Но он задорно улыбался, разглядывая меня, и отломил ещё один кусок хлеба, снова ловко его разжевав. Лифт, наконец-то, приехал и я собралась шагнуть первая, но парень решительно меня остановил, преграждая путь рукой.
– По правилам этикета, первым в лифт входит мужчина. Чтобы проверить на прочность конструкцию перед тем, как зайдет девушка. – выдал он, чуть подпрыгнув уже в кабине, и я расхохоталась.
– Благодарю, благородный Птенчик! – играюче сказала я, делая лёгкий реверанс и он одобрительно мне кивнул.
Выйдя из лифта на этаж, Егорка присвистнул. Все удивляются, когда попадают сюда впервые. Ещё в семнадцать лет я раскрасила здесь стены, летом, после поступления в университет на прикладное искусство. Пространство лестничной клетки расширилось почти в два раза, от несложных закрашенных геометрических форм и светлых оттенков. Под лампами, освещающими проёмы, я нарисовала жёлтые треугольники, типа теплого освещения и заехала полукругами на пол и пару ступеней, будто падает свет. А папа соорудил над этими лампами металлические козырьки, чтобы они смотрелись как уличные фонари.

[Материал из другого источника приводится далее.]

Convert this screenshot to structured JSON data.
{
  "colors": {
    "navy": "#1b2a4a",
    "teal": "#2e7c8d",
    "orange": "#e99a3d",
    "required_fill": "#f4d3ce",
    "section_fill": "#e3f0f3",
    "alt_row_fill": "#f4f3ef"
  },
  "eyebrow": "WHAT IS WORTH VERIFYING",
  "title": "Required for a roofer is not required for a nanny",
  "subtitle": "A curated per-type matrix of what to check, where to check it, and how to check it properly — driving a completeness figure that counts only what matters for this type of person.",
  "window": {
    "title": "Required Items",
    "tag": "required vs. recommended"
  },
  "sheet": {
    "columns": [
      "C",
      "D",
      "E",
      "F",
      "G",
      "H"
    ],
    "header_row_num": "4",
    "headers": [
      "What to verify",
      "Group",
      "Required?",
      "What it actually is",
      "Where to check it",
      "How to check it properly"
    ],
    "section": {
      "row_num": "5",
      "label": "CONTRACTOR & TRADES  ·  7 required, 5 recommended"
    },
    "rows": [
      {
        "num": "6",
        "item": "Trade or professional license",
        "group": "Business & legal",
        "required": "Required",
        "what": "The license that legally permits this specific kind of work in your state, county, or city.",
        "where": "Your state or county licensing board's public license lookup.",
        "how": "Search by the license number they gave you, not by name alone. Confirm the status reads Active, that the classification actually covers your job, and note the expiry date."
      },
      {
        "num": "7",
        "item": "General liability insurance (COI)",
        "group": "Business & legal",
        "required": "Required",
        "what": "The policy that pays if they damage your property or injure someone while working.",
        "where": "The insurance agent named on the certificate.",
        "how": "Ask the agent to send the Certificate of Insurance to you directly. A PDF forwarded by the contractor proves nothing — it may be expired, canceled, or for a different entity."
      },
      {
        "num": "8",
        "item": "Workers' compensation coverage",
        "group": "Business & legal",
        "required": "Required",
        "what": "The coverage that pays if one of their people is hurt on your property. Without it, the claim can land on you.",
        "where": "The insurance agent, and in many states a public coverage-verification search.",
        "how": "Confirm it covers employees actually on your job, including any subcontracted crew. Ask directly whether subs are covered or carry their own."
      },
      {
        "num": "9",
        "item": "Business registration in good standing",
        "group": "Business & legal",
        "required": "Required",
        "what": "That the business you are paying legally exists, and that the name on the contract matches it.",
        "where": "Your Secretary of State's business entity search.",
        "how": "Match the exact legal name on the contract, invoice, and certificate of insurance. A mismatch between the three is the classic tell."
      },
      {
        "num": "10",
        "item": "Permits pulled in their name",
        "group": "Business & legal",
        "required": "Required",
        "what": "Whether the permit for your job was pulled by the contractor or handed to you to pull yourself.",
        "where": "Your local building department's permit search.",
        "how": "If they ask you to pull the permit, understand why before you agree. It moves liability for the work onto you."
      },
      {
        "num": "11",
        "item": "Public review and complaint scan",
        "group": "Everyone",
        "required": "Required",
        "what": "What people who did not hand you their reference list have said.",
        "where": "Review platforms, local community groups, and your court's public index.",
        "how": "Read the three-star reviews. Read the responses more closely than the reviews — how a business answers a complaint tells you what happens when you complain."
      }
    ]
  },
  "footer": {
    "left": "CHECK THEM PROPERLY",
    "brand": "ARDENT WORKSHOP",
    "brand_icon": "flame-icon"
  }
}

Когда я вышла замуж в двадцать, муж заставил вынести все мои комнатные горшки с цветами и растениями сюда же, потому что они его раздражали в квартире, и подъезд ожил зелёными насаждениями. Всю композицию дополнил старый, кирпичного цвета, угловой диван соседа, который идеально вписался рядом с мусоропроводом.
– Красиво! – восхитился Егорка, пока я искала ключи от квартиры в своей неудобной маленькой сумочке. – Дом внутри дома.
Я открыла дверь, зашла первая, включая свет в темном коридоре и обернулась к пацану, чтобы его пригласить, но он уже нагло шагнул за мной и стал прямо на тумбочку выкладывать продукты.
– Погоди. Давай, на кухне это сделаешь? А то сил никаких. – искренне созналась я. И он охотно снял обувь одновременно со мной и без стеснения поплелся следом.
– Не боишься, Светка? Вдруг, я воришка? – сказал он за спиной, смачно чавкая очередным куском хлеба.
– Думаю, воришки твоего возраста не знакомы с правилами этикета проезда в лифте. – хихикнула я. – И раз ты мой спаситель, то я теперь должна тебя поблагодарить. Получается, что у нас два варианта развития событий: ты что-то свистнешь и сбежишь, или я тебя обедом накормлю. Что выберешь?